A man on a snowmobile hit and killed a sled dog participating in the Iditarod.
Arnold Demoski, who was subsequently arrested, said he was driving “blackout drunk” when the accident occurred. “I don’t know how I can possibly make it right,” he said. “I hope they can forgive me. I didn’t mean it.” He was taken into custody by Alaska State Troopers on Saturday. As reported by USA Today, he faces two counts of third-degree assault, one count of reckless endangerment, one count of reckless driving and five counts of fifth-degree criminal mischief.
Near the town of Nulato, Demoski struck two teams of dogs led by Jeff King and Aliy Zirkle racing separately towards the village, according to race officials. Demoski, as reported by Alaska Dispatch News, said he was coming back home after drinking.
One of King’s dogs was killed and at least two others were injured in the accident. Also injured was one of Zirkle’s dogs. While officials initially said that King also sustained injuries, he later said that Demoski’s snowmobile had missed both him and his sled.
Upon waking up Saturday morning and hearing what had happened, Demoski checked his snowmobile – which he said was missing a part and had stains – and realized he had caused the accident.
In a statement, organizers of the Iditarod said, “Regrettably, this incident very much alters the race of the two mushers competing for a win; however, both are going to continue on their way toward Nome.”
CBS News reports that Zirkle was racing from Kokukuk to Nulato, a distance of less than 20 miles, when she was struck. “I’m really bad. Someone tried to kill me with a snowmachine,” she said. Between the years of 2012 and 2014, she has finished second thrice.

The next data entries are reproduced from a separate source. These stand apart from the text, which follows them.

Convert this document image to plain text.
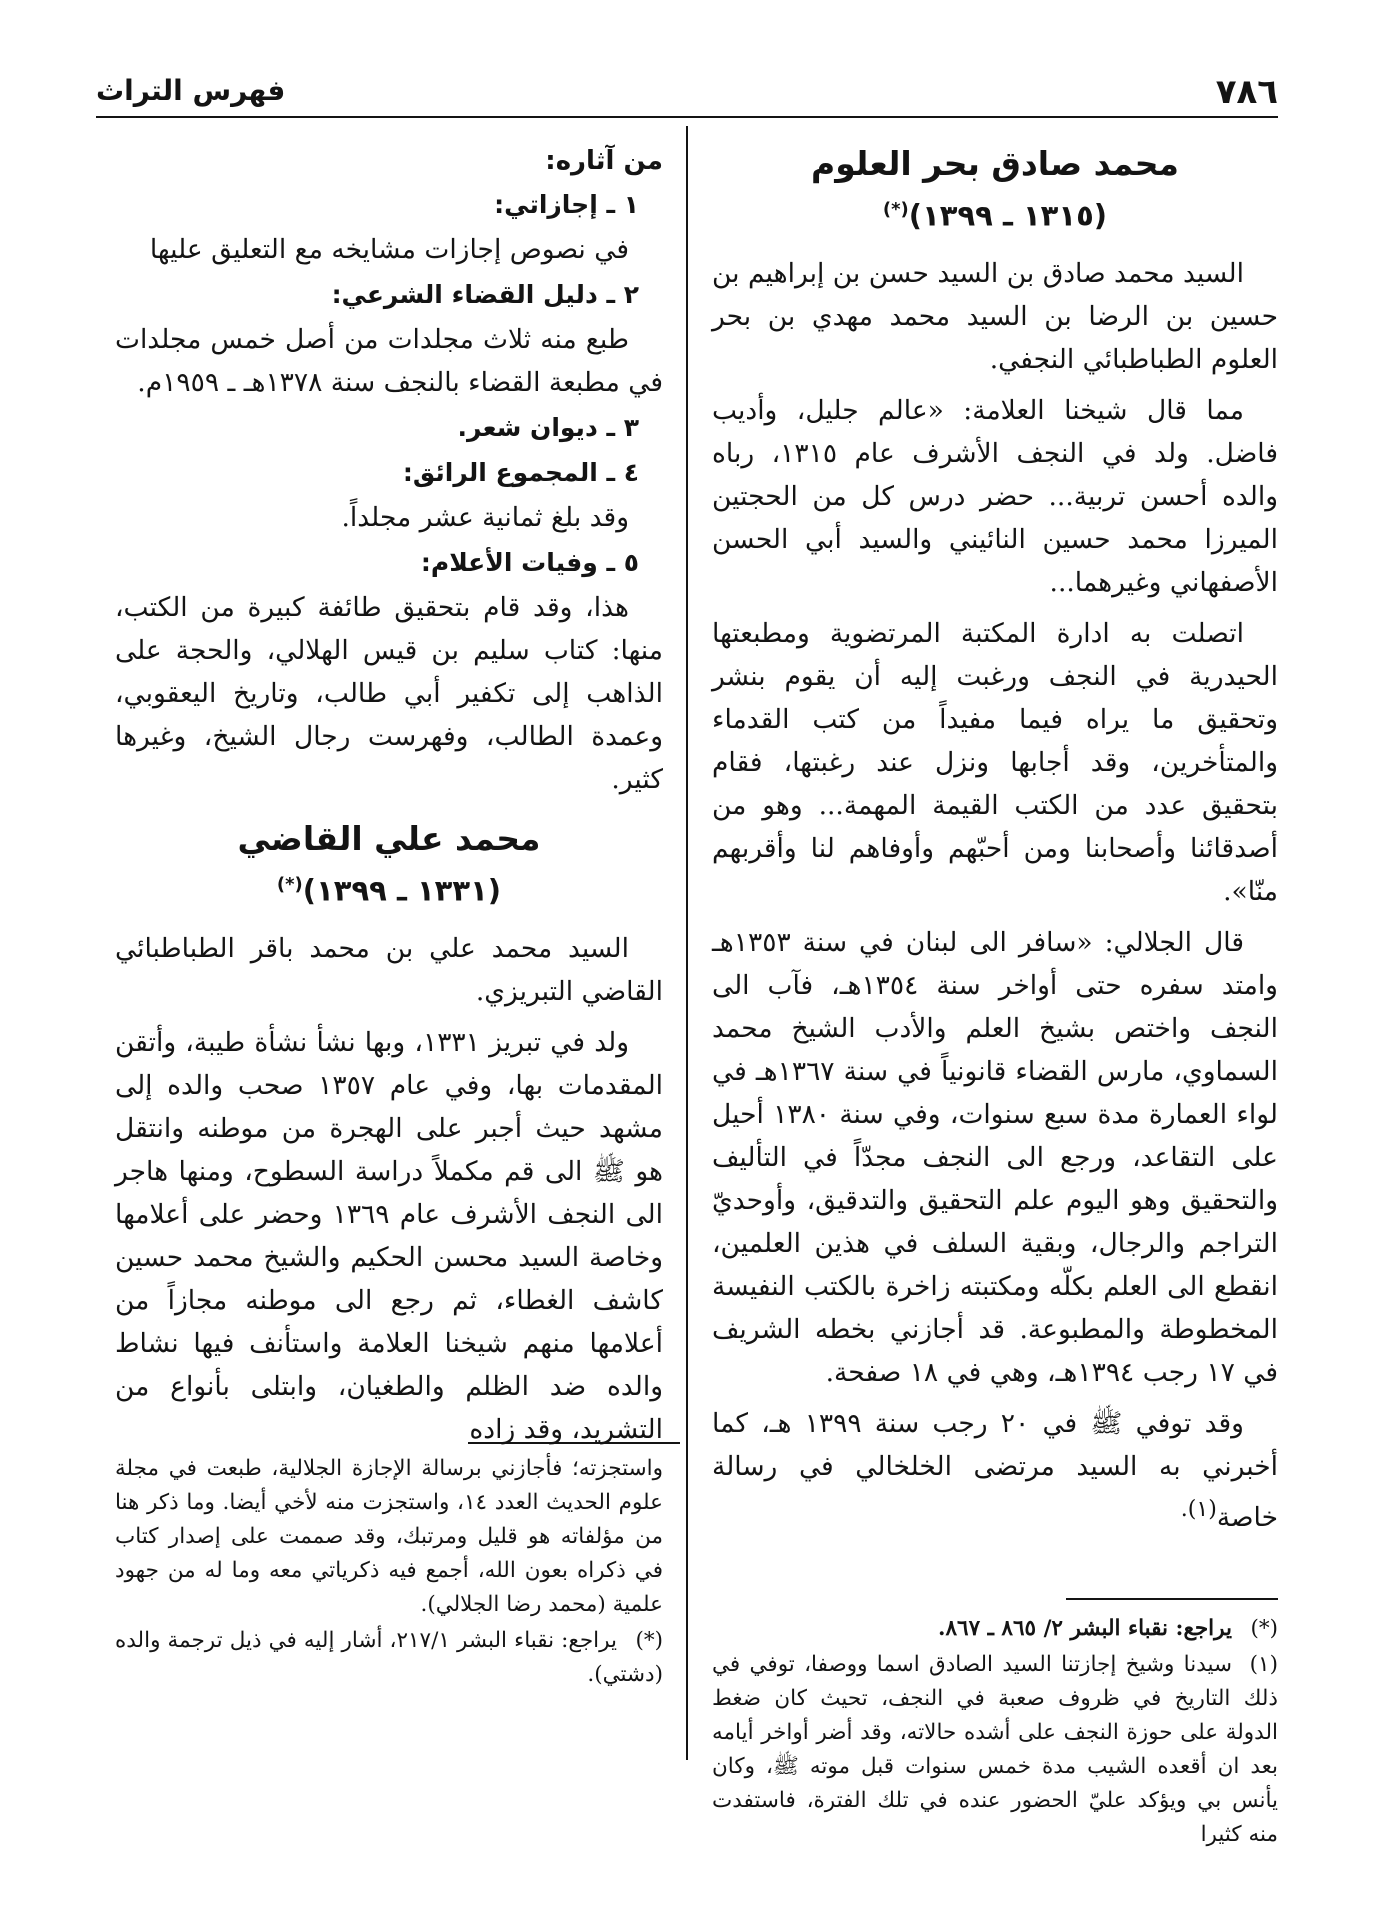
٧٨٦
فهرس التراث
محمد صادق بحر العلوم
(١٣١٥ ـ ١٣٩٩)(*)

السيد محمد صادق بن السيد حسن بن إبراهيم بن حسين بن الرضا بن السيد محمد مهدي بن بحر العلوم الطباطبائي النجفي.

مما قال شيخنا العلامة: «عالم جليل، وأديب فاضل. ولد في النجف الأشرف عام ١٣١٥، رباه والده أحسن تربية... حضر درس كل من الحجتين الميرزا محمد حسين النائيني والسيد أبي الحسن الأصفهاني وغيرهما...

اتصلت به ادارة المكتبة المرتضوية ومطبعتها الحيدرية في النجف ورغبت إليه أن يقوم بنشر وتحقيق ما يراه فيما مفيداً من كتب القدماء والمتأخرين، وقد أجابها ونزل عند رغبتها، فقام بتحقيق عدد من الكتب القيمة المهمة... وهو من أصدقائنا وأصحابنا ومن أحبّهم وأوفاهم لنا وأقربهم منّا».

قال الجلالي: «سافر الى لبنان في سنة ١٣٥٣هـ وامتد سفره حتى أواخر سنة ١٣٥٤هـ، فآب الى النجف واختص بشيخ العلم والأدب الشيخ محمد السماوي، مارس القضاء قانونياً في سنة ١٣٦٧هـ في لواء العمارة مدة سبع سنوات، وفي سنة ١٣٨٠ أحيل على التقاعد، ورجع الى النجف مجدّاً في التأليف والتحقيق وهو اليوم علم التحقيق والتدقيق، وأوحديّ التراجم والرجال، وبقية السلف في هذين العلمين، انقطع الى العلم بكلّه ومكتبته زاخرة بالكتب النفيسة المخطوطة والمطبوعة. قد أجازني بخطه الشريف في ١٧ رجب ١٣٩٤هـ، وهي في ١٨ صفحة.

وقد توفي ﷺ في ٢٠ رجب سنة ١٣٩٩ هـ، كما أخبرني به السيد مرتضى الخلخالي في رسالة خاصة$^{(١).}$

(*)يراجع: نقباء البشر ٢/ ٨٦٥ ـ ٨٦٧.

(١)سيدنا وشيخ إجازتنا السيد الصادق اسما ووصفا، توفي في ذلك التاريخ في ظروف صعبة في النجف، تحيث كان ضغط الدولة على حوزة النجف على أشده حالاته، وقد أضر أواخر أيامه بعد ان أقعده الشيب مدة خمس سنوات قبل موته ﷺ، وكان يأنس بي ويؤكد عليّ الحضور عنده في تلك الفترة، فاستفدت منه كثيرا

من آثاره:

١ ـ إجازاتي:

في نصوص إجازات مشايخه مع التعليق عليها

٢ ـ دليل القضاء الشرعي:

طبع منه ثلاث مجلدات من أصل خمس مجلدات في مطبعة القضاء بالنجف سنة ١٣٧٨هـ ـ ١٩٥٩م.

٣ ـ ديوان شعر.

٤ ـ المجموع الرائق:

وقد بلغ ثمانية عشر مجلداً.

٥ ـ وفيات الأعلام:

هذا، وقد قام بتحقيق طائفة كبيرة من الكتب، منها: كتاب سليم بن قيس الهلالي، والحجة على الذاهب إلى تكفير أبي طالب، وتاريخ اليعقوبي، وعمدة الطالب، وفهرست رجال الشيخ، وغيرها كثير.

محمد علي القاضي
(١٣٣١ ـ ١٣٩٩)(*)

السيد محمد علي بن محمد باقر الطباطبائي القاضي التبريزي.

ولد في تبريز ١٣٣١، وبها نشأ نشأة طيبة، وأتقن المقدمات بها، وفي عام ١٣٥٧ صحب والده إلى مشهد حيث أجبر على الهجرة من موطنه وانتقل هو ﷺ الى قم مكملاً دراسة السطوح، ومنها هاجر الى النجف الأشرف عام ١٣٦٩ وحضر على أعلامها وخاصة السيد محسن الحكيم والشيخ محمد حسين كاشف الغطاء، ثم رجع الى موطنه مجازاً من أعلامها منهم شيخنا العلامة واستأنف فيها نشاط والده ضد الظلم والطغيان، وابتلى بأنواع من التشريد، وقد زاده

واستجزته؛ فأجازني برسالة الإجازة الجلالية، طبعت في مجلة علوم الحديث العدد ١٤، واستجزت منه لأخي أيضا. وما ذكر هنا من مؤلفاته هو قليل ومرتبك، وقد صممت على إصدار كتاب في ذكراه بعون الله، أجمع فيه ذكرياتي معه وما له من جهود علمية (محمد رضا الجلالي).

(*)يراجع: نقباء البشر ٢١٧/١، أشار إليه في ذيل ترجمة والده (دشتي).
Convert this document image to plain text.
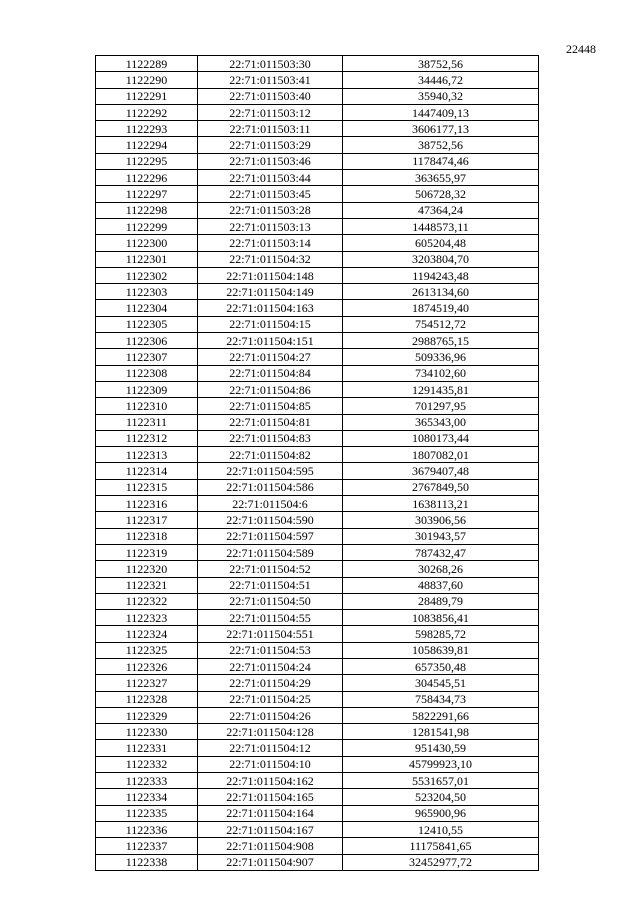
22448
1122289	22:71:011503:30	38752,56
1122290	22:71:011503:41	34446,72
1122291	22:71:011503:40	35940,32
1122292	22:71:011503:12	1447409,13
1122293	22:71:011503:11	3606177,13
1122294	22:71:011503:29	38752,56
1122295	22:71:011503:46	1178474,46
1122296	22:71:011503:44	363655,97
1122297	22:71:011503:45	506728,32
1122298	22:71:011503:28	47364,24
1122299	22:71:011503:13	1448573,11
1122300	22:71:011503:14	605204,48
1122301	22:71:011504:32	3203804,70
1122302	22:71:011504:148	1194243,48
1122303	22:71:011504:149	2613134,60
1122304	22:71:011504:163	1874519,40
1122305	22:71:011504:15	754512,72
1122306	22:71:011504:151	2988765,15
1122307	22:71:011504:27	509336,96
1122308	22:71:011504:84	734102,60
1122309	22:71:011504:86	1291435,81
1122310	22:71:011504:85	701297,95
1122311	22:71:011504:81	365343,00
1122312	22:71:011504:83	1080173,44
1122313	22:71:011504:82	1807082,01
1122314	22:71:011504:595	3679407,48
1122315	22:71:011504:586	2767849,50
1122316	22:71:011504:6	1638113,21
1122317	22:71:011504:590	303906,56
1122318	22:71:011504:597	301943,57
1122319	22:71:011504:589	787432,47
1122320	22:71:011504:52	30268,26
1122321	22:71:011504:51	48837,60
1122322	22:71:011504:50	28489,79
1122323	22:71:011504:55	1083856,41
1122324	22:71:011504:551	598285,72
1122325	22:71:011504:53	1058639,81
1122326	22:71:011504:24	657350,48
1122327	22:71:011504:29	304545,51
1122328	22:71:011504:25	758434,73
1122329	22:71:011504:26	5822291,66
1122330	22:71:011504:128	1281541,98
1122331	22:71:011504:12	951430,59
1122332	22:71:011504:10	45799923,10
1122333	22:71:011504:162	5531657,01
1122334	22:71:011504:165	523204,50
1122335	22:71:011504:164	965900,96
1122336	22:71:011504:167	12410,55
1122337	22:71:011504:908	11175841,65
1122338	22:71:011504:907	32452977,72
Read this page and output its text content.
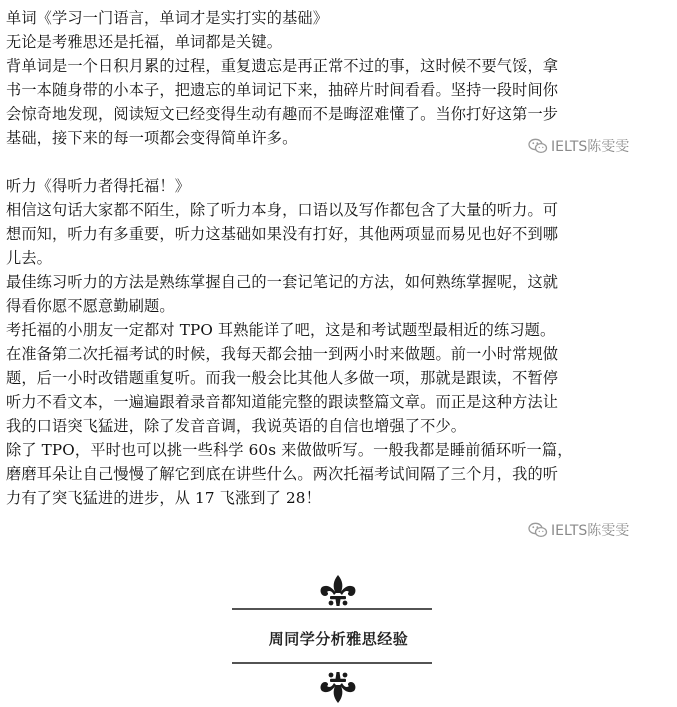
单词《学习一门语言，单词才是实打实的基础》
无论是考雅思还是托福，单词都是关键。
背单词是一个日积月累的过程，重复遗忘是再正常不过的事，这时候不要气馁，拿
书一本随身带的小本子，把遗忘的单词记下来，抽碎片时间看看。坚持一段时间你
会惊奇地发现，阅读短文已经变得生动有趣而不是晦涩难懂了。当你打好这第一步
基础，接下来的每一项都会变得简单许多。
听力《得听力者得托福！》
相信这句话大家都不陌生，除了听力本身，口语以及写作都包含了大量的听力。可
想而知，听力有多重要，听力这基础如果没有打好，其他两项显而易见也好不到哪
儿去。
最佳练习听力的方法是熟练掌握自己的一套记笔记的方法，如何熟练掌握呢，这就
得看你愿不愿意勤刷题。
考托福的小朋友一定都对 TPO 耳熟能详了吧，这是和考试题型最相近的练习题。
在准备第二次托福考试的时候，我每天都会抽一到两小时来做题。前一小时常规做
题，后一小时改错题重复听。而我一般会比其他人多做一项，那就是跟读，不暂停
听力不看文本，一遍遍跟着录音都知道能完整的跟读整篇文章。而正是这种方法让
我的口语突飞猛进，除了发音音调，我说英语的自信也增强了不少。
除了 TPO，平时也可以挑一些科学 60s 来做做听写。一般我都是睡前循环听一篇，
磨磨耳朵让自己慢慢了解它到底在讲些什么。两次托福考试间隔了三个月，我的听
力有了突飞猛进的进步，从 17 飞涨到了 28！
IELTS陈雯雯
IELTS陈雯雯
周同学分析雅思经验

King, who has won the race four times, was hit when he and his team reached the vicinity 12 miles outside of Nutalo. Although the snowmobile missed him narrowly, he said it struck his dogs at high speed. “One of my dogs was killed pretty much on the spot, and a couple others I gave first aid to the best I could and loaded them into my sled,” he said. “I kind of felt like a triage ambulance.” He added that it did not seem like an accident, but like “an act of bravado.”